The book offers a broad discussion of the different, massive roles of psychedelics, and had and is still having a significant role in modern culture. Employing his personal experience, the author speaks up about the power of psychedelic drugs, their significance to medicine and treatment of certain illnesses, on the deep self-discovery, on creativity under the influence of psychedelic drugs, on spirituality. Brown openly speaks of alien encounters, psychedelic sex, parapsychology, our consciousness after death. Many people are afraid to speak openly about their fears and the challenges and to escape the vicious circle of psychedelic drugs due to cultural and legislative norms against drug use. More books on this subject and more people speaking freely might change the legal status of psychedelic drugs, making serious research on these substances and their use possible. This would offer answers to crucial questions such as: mortality, posttraumatic stress disorders, depression and creative processes. The book reveals what we can learn from psychedelic drugs about ourselves and the world that surround us. Brown also portrays how psychedelic drugs prepare us for the worlds outside our Solar System.
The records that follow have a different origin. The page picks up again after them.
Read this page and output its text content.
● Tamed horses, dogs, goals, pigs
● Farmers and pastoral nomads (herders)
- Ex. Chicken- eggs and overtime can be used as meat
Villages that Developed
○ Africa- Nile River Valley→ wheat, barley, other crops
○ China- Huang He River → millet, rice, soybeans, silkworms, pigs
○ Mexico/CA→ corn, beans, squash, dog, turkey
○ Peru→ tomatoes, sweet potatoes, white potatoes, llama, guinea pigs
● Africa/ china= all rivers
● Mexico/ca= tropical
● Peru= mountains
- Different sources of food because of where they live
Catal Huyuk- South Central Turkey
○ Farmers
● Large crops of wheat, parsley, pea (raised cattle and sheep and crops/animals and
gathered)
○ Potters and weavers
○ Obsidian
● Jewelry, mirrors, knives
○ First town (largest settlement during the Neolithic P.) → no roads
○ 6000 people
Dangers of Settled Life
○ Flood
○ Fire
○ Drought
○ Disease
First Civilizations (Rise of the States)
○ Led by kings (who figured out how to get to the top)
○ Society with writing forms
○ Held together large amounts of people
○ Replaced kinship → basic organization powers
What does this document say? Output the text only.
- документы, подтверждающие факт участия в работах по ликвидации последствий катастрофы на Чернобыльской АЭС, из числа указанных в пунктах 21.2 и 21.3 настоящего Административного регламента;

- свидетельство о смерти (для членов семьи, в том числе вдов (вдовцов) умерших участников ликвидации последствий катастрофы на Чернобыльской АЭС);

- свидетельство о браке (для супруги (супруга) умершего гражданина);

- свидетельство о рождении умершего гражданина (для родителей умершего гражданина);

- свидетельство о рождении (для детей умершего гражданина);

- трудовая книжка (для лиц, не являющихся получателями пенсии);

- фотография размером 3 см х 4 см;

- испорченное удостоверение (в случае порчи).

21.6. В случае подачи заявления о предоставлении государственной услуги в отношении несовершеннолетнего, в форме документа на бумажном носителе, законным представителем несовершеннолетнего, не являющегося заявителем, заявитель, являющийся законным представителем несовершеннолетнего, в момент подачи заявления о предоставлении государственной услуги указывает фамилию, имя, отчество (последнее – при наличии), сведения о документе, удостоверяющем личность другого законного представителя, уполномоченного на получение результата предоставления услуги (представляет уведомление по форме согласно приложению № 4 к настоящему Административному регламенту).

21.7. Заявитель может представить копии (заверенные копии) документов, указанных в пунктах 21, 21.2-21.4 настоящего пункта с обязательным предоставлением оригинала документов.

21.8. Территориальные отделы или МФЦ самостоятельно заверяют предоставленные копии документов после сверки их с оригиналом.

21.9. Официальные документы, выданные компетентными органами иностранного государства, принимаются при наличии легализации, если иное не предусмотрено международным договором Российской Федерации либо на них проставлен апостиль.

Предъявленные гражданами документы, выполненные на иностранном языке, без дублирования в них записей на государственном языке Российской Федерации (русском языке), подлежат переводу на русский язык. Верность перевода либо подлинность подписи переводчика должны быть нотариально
Film: The Panic in Needle Park, directed by Jerry Schatzberg
The Panic in Needle Park is a film about the times when heroin became famous in New York. Although drugs had always been there, it wasn’t until the counter-culture revolution in the 1960s that they became ever present. The film depicts the distressing perceptions of people who live and are lost on the world’s margins. The shooting locations reveal the dark side of city life, the stench spreading from the subway, and the dark side of Sherman Park, also known as Needle Park. The Panic in Needle Park is a disturbingly beautiful piece. Schatzberg’s uncompromising dark vision, the improvisation during shooting and portrayal of the truth makes you feel as if you were really there, out on the dirty streets with the main protagonists. He does not romanticize hard life, Boby’s petty criminal acts, Helen’s prostitution, their destructive relationship and the toxic surrounding of young heroin addicts. He observes Neolithic passages and unattractive cafés with a rough and raw fascination, revealing the economic, legal and moral traps addicts fall into, avoiding the trap of building his characters’ appearance and their dilemmas with sociological amateurism. He does not praise or criticize the characters, but refuses to condemn or feel sorry for them.